The results of this extensive safety initiative are no better illustrated than in this harrowing video of Michael McDowell absolutely destroying his racecar at Texas Motor Speedway in an impact that, in the old-spec car, would have resulted in serious injury at best. McDowell not only walked away from this accident, he barely had a scratch on him. It was perhaps the most vivid validation possible of NASCAR's efforts.
That is the kind of evolution that needs to happen in IndyCar racing. And that is not what we have in the DW12. The DW12 is a safer racecar than ever before in IndyCar, but it is only incrementally so - at least from my perspective. The lost decades of the Split surely cost INDYCAR greatly in exposure and interest, but critically it also cost them twenty years of safety innovation and forward thinking in the design of their racecars.
That is why I hope that INDYCAR's safety teams are already hard at work designing the next generation safety cell for the series, ideally in conjunction with the brightest minds in engineering, medicine, and technology. Even though the DW12 has not yet turned a lap in anger, it is still not to early to plan for the next generation.
What are the next steps in evolution for IndyCar safety cells? Well, if I knew that, I could be earning a living as a racecar designer (and don't think I don't wish that I could!). Investigating closed cockpits is a good first step. I floated this idea after the 2011 Las Vegas race, but I am not the only one who has considered closing the roof over an open cockpit. Is it traditional? No. Evolution is rarely traditional, however.
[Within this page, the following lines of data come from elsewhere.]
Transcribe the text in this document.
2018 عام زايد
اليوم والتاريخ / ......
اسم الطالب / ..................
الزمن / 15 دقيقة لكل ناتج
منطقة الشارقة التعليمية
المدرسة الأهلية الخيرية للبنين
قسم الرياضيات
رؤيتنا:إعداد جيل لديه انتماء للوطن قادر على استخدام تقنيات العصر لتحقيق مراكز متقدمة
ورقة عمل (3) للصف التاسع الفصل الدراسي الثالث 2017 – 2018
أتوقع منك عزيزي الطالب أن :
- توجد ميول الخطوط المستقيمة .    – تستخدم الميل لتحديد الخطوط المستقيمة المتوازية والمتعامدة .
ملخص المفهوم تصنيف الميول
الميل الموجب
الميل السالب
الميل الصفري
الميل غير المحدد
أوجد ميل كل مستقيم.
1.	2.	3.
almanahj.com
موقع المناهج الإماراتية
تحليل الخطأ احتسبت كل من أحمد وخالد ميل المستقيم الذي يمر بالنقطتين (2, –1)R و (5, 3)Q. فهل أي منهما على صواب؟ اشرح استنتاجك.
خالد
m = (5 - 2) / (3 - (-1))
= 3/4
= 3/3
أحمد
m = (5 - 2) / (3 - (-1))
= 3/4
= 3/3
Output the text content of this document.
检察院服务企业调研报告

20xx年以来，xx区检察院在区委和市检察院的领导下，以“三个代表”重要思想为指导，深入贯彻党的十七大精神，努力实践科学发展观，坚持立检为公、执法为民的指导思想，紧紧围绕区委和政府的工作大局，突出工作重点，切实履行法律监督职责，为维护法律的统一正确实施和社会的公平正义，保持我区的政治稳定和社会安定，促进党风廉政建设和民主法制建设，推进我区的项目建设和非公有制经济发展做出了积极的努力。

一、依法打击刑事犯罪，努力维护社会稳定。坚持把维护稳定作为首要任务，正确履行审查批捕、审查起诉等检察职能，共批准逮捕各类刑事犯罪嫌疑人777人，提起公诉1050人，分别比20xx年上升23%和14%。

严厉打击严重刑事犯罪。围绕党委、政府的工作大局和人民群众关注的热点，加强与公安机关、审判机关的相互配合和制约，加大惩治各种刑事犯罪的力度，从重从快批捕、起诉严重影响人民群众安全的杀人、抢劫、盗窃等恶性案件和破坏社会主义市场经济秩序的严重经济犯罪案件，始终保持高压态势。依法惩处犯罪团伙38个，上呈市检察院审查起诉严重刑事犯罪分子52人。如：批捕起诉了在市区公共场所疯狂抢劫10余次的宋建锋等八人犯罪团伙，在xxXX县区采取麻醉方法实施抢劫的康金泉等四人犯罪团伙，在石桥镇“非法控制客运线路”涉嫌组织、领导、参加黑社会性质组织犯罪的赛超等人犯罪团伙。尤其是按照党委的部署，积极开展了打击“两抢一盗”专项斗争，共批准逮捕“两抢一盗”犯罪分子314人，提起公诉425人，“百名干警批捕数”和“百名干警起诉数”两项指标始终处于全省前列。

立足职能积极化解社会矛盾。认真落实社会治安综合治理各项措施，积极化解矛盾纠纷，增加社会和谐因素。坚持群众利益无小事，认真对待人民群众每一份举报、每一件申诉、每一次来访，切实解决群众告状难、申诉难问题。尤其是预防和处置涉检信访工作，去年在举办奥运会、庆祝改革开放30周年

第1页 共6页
Beyond that, driver position is a critical area to develop, as well as cockpit layout, safety cell integrity, and so forth. Smarter people than me will be charged with those innovations. However, I feel like it is certainly time to start innovating in this area as much as motorsports has innovated in the areas of aerodynamics and powerplants. It continually amazes me - and not positively - that racing engineers can develop an 18,000 RPM motor that can be carried by a single person, but that race drivers drive these exotic machines from a driver area that is only a step or two removed from a Malibu Grand Prix cockpit.
I'm sure the DW12 is as safe as we could expect given the context of its development. Certainly, the drivers should feel confident driving those machines this season. Still, if we are capable of making things safer, it is incumbent upon us to do everything in our power to do so.
Like I said in the beginning, I'm no expert on this stuff. But there are people out there who are, and it's past time that INDYCAR gets them on board to safeguard the well-being of the people upon whose shoulders the future of the sport rests.